À droite toute ? L’école publique menacée par les idéologies réactionnaires

L’accélération ces cinq dernières années d’une politique néolibérale déjà bien installée a montré une vraie porosité entre une droite gouvernementale et une extrême droite de plus en plus autorisée à avancer ses pions en toute impunité. Les dernières élections l’illustrent si c’était nécessaire.

Le précédent ministre de l’Éducation s’est montré particulièrement efficace pour rendre actives des convergences entre droite et extrême droite, montrant dans les prescriptions et autres décrets, comme dans sa gouvernance, que le néolibéralisme sait emprunter quand il en a besoin aux conservatismes les plus réactionnaires. Réaction qui s’en satisfait, malgré quelques oppositions, et renvoie l’ascenseur, comme à l’Assemblée nationale. 

Bien sûr il ne saurait être question d’assimiler les uns aux autres, mais il n’est pas possible non plus de totalement dissocier l’idéologie réactionnaire de l’extrême droite et les mises en marché d’un système ultra libéral installé depuis des décennies. 

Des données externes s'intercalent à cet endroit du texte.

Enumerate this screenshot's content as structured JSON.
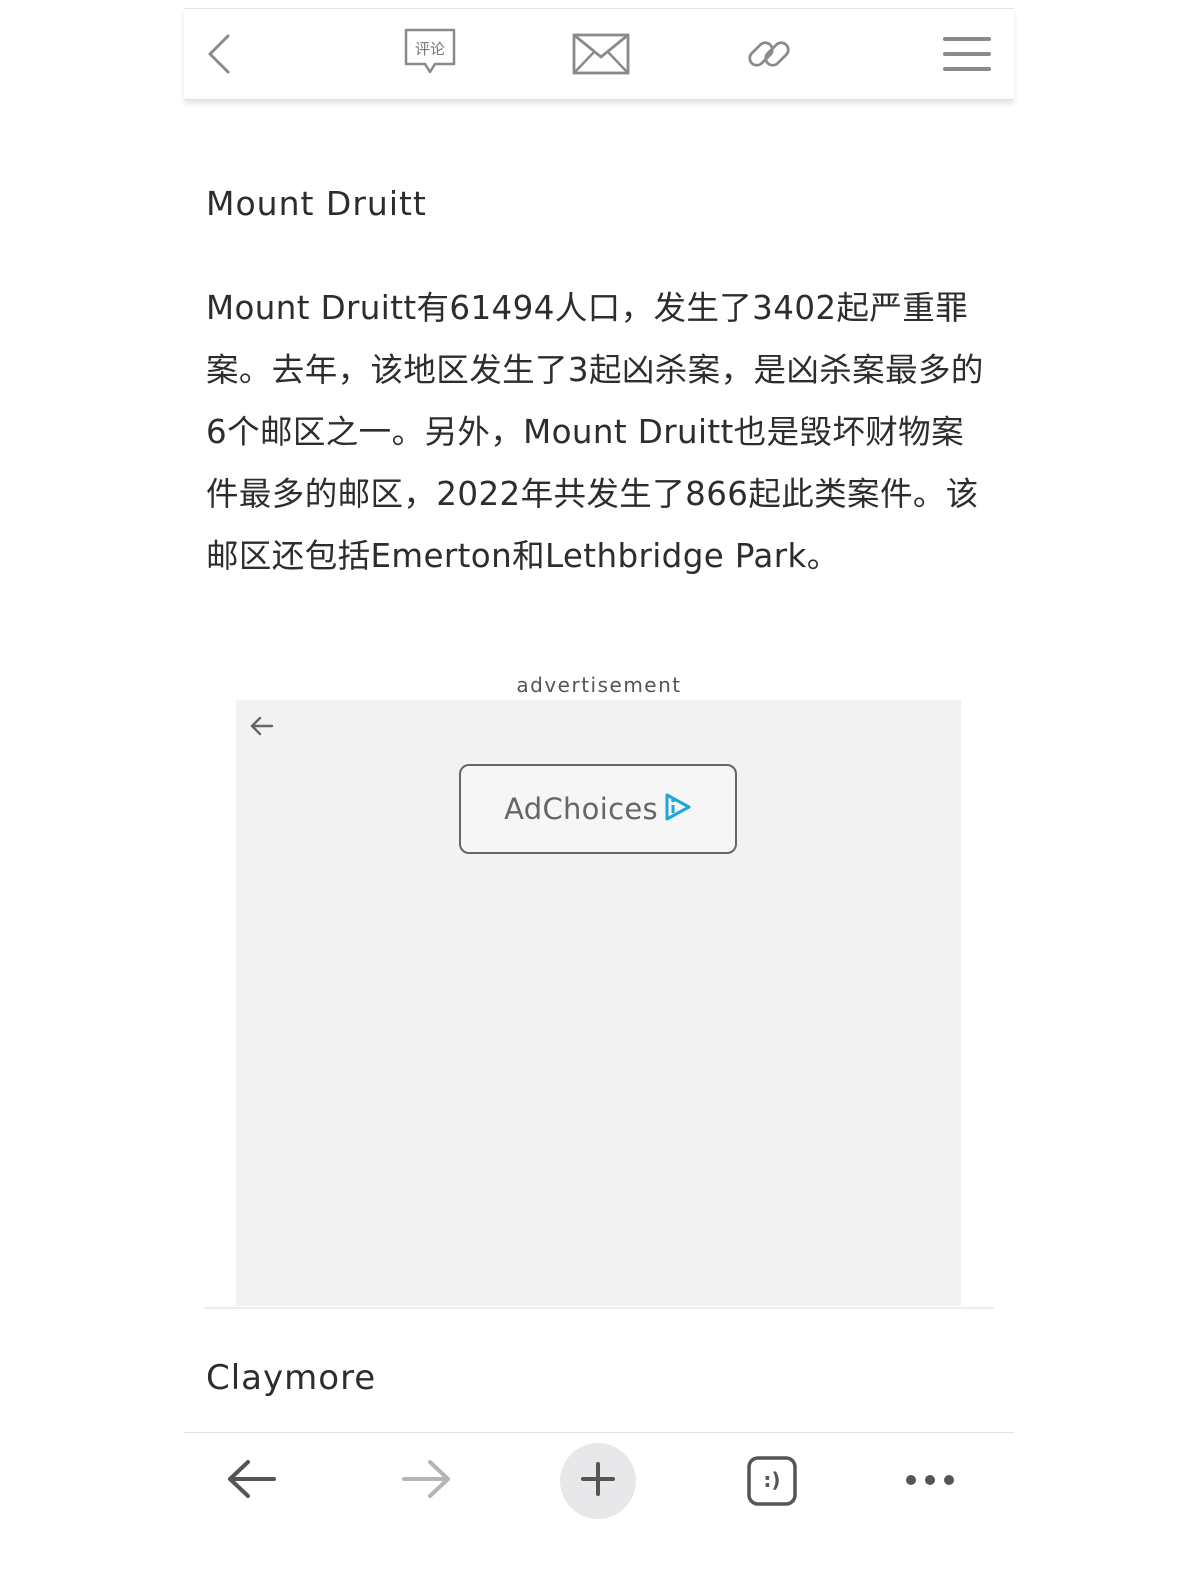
{
  "toolbar": {
    "back_icon": "chevron-left-icon",
    "comment_label": "评论",
    "mail_icon": "envelope-icon",
    "link_icon": "link-icon",
    "menu_icon": "hamburger-menu-icon"
  },
  "article": {
    "section_title": "Mount Druitt",
    "body": "Mount Druitt有61494人口，发生了3402起严重罪案。去年，该地区发生了3起凶杀案，是凶杀案最多的6个邮区之一。另外，Mount Druitt也是毁坏财物案件最多的邮区，2022年共发生了866起此类案件。该邮区还包括Emerton和Lethbridge Park。",
    "next_section_title": "Claymore"
  },
  "ad": {
    "label": "advertisement",
    "adchoices_label": "AdChoices",
    "adchoices_color": "#1fa8d6"
  },
  "browser_bar": {
    "back_icon": "arrow-left-icon",
    "forward_icon": "arrow-right-icon",
    "new_tab_icon": "plus-icon",
    "tabs_icon": "tabs-smiley-icon",
    "tabs_glyph": ":)",
    "more_icon": "more-dots-icon"
  }
}
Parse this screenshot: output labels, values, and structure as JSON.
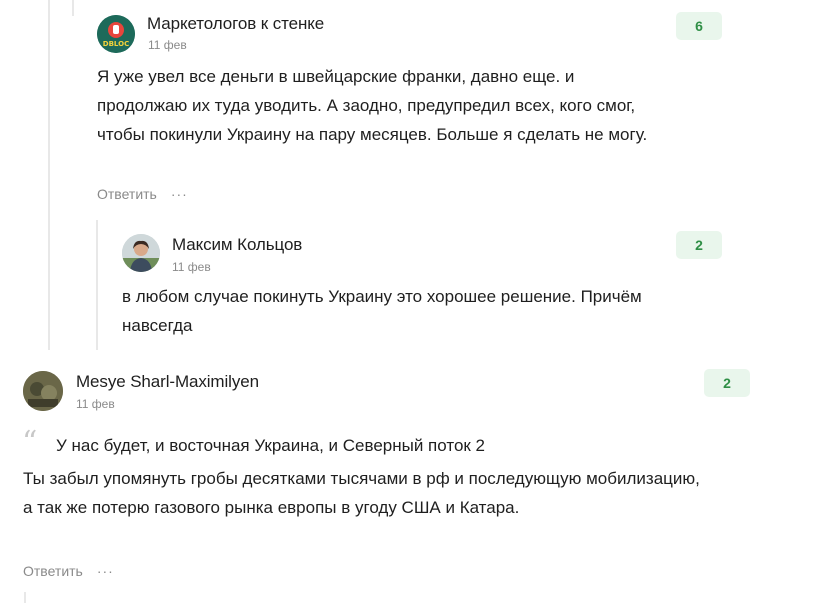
{
  "comments": [
    {
      "author": "Маркетологов к стенке",
      "date": "11 фев",
      "likes": "6",
      "avatar_label": "DBLOC",
      "text": "Я уже увел все деньги в швейцарские франки, давно еще. и продолжаю их туда уводить. А заодно, предупредил всех, кого смог, чтобы покинули Украину на пару месяцев. Больше я сделать не могу.",
      "reply_label": "Ответить",
      "more_label": "···"
    },
    {
      "author": "Максим Кольцов",
      "date": "11 фев",
      "likes": "2",
      "text": "в любом случае покинуть Украину это хорошее решение. Причём навсегда"
    },
    {
      "author": "Mesye Sharl-Maximilyen",
      "date": "11 фев",
      "likes": "2",
      "quote": "У нас будет, и восточная Украина, и Северный поток 2",
      "text": "Ты забыл упомянуть гробы десятками тысячами в рф и последующую мобилизацию, а так же потерю газового рынка европы в угоду США и Катара.",
      "reply_label": "Ответить",
      "more_label": "···"
    }
  ],
  "colors": {
    "likes_bg": "#e9f6ec",
    "likes_text": "#2f8f46",
    "muted": "#8a8a8a"
  }
}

L’emprise des marchés sur les choix politiques nationaux ne peut nous faire oublier que l’idéologie véhiculée par l’extrême droite se diffuse de différentes manières dans les esprits. Avec une grande efficacité : on le voit dans le traitement de l’enseignement professionnel et la promotion de l’apprentissage le plus tôt possible, qui cumule une naturalisation des différences, le rejet d’une culture pour tous et un cadeau aux logiques du privé. On le voit dans la prescription de fondamentaux, dont la caractéristique est qu’ils ne le sont en rien, qui pour les uns sont le retour à une école mythifiée mais inégalitaire et pour les autres visent à l’employabilité de ceux qui n’ont pas le privilège d’être « méritants » ou « talentueux ».

Les intentions ne sont pas nécessairement les mêmes mais se rencontrent étonnamment ! Autoritarisme, chasse aux « pédagogistes » ou autres « islamogauchistes » pour imposer une pédagogie officielle, formation des enseignants exsangue, individualisation des apprentissages qui rend les élèves issus des milieux populaires responsables de leurs échecs scolaires, évacuation de la question sociale, instrumentalisation des savoirs à des fins idéologiques, mépris et haine de classe, mérite pour tout viatique, organisation hiérarchisée de l’école, pilotage par l’évaluation, laïcité dévoyée dans ses fondements… Les similitudes sont nombreuses.

Des chercheurs, des syndicalistes partagent leurs outils d’analyse, avec des illustrations sur la réalité du frontisme municipal en France, ou dans des pays comme le Chili et le Brésil, qui ont « montré le chemin » en matière de casse de l’école publique. Malgré des discours lénifiants, se joue à trop bas bruit une droitisation extrême des politiques éducatives. 

Ce numéro de Carnets rouges a pour ambition de participer à une réflexion collective sur la réalité des menaces qui pèsent sur le système éducatif, afin de les combattre pour imposer des transformations démocratiques aujourd'hui plus nécessaires que jamais.